In general, the causal problems can be studied through both experimental (also known as randomized control trials, RCTs) and observational studies. Experimental studies are widely regarded as the gold standard for assessing causal effects. However, large-scale RCTs can be challenging due to issues related to cost, time, and ethics. On the other hand, observational data are often readily available with an adequate sample size. But the validity of observational studies typically requires untestable assumptions (e.g. unconfoundedness ).


Given the limitations of relying on individual data sources, data fusion, as a branch of causal inference strategies that integrates both the trial and the observational data, has gained popularity in the field.



This paper proposes a novel strategy for estimating the HTE called the Fused and Accurate Shrinkage Tree (FAST). Our approach utilizes both trial and observational data to improve the accuracy and robustness of the estimator, and the main contributions are summarized as follows:

(i) Inspired by the concept of shrinkage estimation in statistics, we develop an optimal weighting scheme and a corresponding estimator that balances the unbiased estimator based on the trial data with the potentially biased estimator based on the observational data.

(ii) Combined with tree-based techniques, we introduce a new split criterion that utilizes both trial data and observational data to more accurately estimate the treatment effect.

(iii) We confirm the consistency of our proposed tree-based estimator and demonstrate the effectiveness of our criterion in reducing prediction error through theoretical analysis.  

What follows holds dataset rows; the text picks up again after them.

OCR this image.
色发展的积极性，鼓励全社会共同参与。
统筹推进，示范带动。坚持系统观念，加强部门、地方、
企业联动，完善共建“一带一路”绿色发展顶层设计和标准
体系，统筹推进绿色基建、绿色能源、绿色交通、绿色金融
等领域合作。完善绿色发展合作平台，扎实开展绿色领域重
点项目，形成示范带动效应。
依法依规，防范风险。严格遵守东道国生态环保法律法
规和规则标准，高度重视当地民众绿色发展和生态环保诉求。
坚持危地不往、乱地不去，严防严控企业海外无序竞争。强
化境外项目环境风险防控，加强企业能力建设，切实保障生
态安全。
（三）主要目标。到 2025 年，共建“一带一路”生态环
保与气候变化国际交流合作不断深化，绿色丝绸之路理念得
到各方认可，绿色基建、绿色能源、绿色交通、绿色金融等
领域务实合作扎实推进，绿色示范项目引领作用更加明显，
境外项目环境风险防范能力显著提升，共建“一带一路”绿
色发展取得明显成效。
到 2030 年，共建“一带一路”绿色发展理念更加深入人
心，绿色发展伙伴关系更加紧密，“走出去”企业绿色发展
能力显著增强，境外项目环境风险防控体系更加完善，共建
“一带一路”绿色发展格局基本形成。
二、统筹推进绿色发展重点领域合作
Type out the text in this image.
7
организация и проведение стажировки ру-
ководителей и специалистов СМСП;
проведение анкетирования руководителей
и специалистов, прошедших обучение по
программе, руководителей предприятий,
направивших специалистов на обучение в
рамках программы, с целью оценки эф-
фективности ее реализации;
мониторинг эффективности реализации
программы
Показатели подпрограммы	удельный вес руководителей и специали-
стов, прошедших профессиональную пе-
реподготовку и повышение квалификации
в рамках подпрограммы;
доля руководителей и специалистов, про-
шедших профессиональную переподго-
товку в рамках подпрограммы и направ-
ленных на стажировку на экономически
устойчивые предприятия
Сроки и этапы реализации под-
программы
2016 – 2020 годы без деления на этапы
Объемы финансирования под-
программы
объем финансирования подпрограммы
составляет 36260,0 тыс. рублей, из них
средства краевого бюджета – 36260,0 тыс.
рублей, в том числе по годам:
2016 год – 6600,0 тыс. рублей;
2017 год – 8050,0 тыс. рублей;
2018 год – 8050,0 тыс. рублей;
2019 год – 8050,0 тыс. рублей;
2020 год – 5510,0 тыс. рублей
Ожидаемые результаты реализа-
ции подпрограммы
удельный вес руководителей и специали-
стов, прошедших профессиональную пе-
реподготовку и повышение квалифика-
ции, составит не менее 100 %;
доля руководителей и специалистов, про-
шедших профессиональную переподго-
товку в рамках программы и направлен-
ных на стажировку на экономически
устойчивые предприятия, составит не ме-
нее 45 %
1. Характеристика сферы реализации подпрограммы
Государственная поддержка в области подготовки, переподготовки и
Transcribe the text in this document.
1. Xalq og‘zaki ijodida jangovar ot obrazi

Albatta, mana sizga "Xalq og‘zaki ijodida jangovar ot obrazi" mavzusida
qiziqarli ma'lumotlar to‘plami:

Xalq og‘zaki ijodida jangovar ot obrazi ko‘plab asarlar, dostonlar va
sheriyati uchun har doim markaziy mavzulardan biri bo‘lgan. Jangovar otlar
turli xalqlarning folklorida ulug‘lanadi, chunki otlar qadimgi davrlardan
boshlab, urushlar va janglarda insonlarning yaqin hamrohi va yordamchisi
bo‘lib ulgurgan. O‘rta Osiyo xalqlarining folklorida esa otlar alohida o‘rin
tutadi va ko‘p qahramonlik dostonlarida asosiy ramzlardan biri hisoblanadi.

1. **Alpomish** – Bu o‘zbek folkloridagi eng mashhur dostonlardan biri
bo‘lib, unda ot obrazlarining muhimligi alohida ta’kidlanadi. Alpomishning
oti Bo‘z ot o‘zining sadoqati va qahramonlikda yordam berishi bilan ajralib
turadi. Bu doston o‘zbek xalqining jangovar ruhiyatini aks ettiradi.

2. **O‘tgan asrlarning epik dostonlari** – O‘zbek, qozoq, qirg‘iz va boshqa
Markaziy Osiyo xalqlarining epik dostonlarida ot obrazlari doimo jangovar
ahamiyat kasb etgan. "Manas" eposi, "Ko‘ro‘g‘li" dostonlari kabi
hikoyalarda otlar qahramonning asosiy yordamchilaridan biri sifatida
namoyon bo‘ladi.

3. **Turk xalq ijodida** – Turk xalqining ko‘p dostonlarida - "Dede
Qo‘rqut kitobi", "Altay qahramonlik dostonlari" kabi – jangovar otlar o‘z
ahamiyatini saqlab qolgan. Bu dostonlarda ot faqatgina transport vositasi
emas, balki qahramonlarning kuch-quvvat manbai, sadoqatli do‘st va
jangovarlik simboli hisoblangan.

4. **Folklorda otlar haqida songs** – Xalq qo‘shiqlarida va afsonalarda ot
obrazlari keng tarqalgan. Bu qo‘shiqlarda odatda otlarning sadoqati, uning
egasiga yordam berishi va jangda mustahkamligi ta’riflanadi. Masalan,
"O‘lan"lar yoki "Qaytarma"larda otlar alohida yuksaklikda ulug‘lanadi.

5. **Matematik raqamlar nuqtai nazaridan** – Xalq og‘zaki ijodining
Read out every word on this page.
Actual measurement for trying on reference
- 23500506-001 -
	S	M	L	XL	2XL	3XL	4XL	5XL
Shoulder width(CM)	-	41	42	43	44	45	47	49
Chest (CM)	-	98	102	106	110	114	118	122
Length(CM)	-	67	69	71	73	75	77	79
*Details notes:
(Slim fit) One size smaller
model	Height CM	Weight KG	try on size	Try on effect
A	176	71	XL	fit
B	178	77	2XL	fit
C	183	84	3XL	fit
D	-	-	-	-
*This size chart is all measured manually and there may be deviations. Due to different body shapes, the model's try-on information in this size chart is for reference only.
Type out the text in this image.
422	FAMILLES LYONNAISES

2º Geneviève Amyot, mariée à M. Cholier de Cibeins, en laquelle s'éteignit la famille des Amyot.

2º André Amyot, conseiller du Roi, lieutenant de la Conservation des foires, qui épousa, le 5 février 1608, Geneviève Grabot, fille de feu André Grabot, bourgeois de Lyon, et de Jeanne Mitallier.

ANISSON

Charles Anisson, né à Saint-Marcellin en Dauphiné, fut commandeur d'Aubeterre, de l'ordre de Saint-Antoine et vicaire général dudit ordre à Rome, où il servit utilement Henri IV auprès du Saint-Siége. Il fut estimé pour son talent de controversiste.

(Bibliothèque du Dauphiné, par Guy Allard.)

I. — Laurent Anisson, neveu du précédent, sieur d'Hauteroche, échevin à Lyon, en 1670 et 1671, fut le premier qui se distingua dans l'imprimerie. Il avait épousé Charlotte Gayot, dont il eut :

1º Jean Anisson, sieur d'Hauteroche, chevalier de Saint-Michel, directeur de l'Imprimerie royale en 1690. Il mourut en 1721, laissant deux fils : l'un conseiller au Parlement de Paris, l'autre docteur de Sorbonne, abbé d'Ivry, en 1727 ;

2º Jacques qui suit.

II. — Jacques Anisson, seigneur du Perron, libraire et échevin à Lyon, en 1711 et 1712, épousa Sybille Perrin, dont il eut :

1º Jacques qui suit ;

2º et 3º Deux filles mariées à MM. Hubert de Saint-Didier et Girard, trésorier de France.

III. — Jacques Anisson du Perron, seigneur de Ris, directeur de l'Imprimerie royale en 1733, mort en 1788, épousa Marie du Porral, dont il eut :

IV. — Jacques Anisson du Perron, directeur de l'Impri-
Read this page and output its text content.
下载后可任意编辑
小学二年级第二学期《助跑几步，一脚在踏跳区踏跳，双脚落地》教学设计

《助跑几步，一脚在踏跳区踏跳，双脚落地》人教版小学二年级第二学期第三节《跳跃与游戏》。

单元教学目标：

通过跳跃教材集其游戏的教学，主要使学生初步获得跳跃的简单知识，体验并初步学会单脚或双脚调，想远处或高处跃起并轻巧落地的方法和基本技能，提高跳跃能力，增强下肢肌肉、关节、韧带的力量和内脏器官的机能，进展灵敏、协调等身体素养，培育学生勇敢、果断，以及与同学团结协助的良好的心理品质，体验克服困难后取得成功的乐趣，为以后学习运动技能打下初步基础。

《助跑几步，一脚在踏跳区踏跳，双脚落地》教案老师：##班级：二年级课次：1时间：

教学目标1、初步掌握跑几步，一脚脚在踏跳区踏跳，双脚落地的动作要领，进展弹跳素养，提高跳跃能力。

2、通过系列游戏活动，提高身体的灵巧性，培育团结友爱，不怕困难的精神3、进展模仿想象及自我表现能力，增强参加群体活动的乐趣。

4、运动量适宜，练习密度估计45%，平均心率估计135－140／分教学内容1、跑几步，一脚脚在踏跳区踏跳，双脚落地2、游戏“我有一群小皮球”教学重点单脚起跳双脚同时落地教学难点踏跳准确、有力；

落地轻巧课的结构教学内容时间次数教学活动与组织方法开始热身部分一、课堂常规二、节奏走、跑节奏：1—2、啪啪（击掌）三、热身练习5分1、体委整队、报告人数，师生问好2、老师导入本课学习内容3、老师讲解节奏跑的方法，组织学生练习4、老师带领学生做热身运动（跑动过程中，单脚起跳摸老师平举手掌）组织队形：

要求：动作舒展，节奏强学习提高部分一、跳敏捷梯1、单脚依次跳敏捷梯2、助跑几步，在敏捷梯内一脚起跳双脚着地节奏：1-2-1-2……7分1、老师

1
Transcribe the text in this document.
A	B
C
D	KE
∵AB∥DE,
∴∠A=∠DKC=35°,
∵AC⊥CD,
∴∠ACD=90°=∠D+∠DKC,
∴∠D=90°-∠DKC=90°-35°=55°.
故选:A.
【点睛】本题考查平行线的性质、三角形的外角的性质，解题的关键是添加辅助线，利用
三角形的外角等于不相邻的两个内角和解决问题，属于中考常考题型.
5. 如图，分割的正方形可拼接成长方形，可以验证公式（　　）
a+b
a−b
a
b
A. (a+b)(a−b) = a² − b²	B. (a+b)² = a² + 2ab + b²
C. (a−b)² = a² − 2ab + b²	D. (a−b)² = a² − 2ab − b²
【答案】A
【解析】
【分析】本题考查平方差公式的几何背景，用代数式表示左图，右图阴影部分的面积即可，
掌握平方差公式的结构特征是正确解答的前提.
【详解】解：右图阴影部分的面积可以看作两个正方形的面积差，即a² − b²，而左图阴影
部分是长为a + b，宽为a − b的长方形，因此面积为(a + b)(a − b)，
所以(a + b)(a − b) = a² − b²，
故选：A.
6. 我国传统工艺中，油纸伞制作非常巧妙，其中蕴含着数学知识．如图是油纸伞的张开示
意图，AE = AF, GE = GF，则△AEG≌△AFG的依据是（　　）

The co-first authors of this paper are Gu Jia (Ph.D. student at Center for Statistical Science, Peking University) and Tang Caizhi (Ant Group), and the other authors include Han Yan (Ph.D. student at Guanghua School of Management, Peking University), Cui Qing, Li Longfei (Ant Group), and Zhou Jun (corresponding author). The research was supported by the Ant Group and the National Natural Science Foundation of China (Grant No. 12026607, 92046021, 12071013403 and 12026607).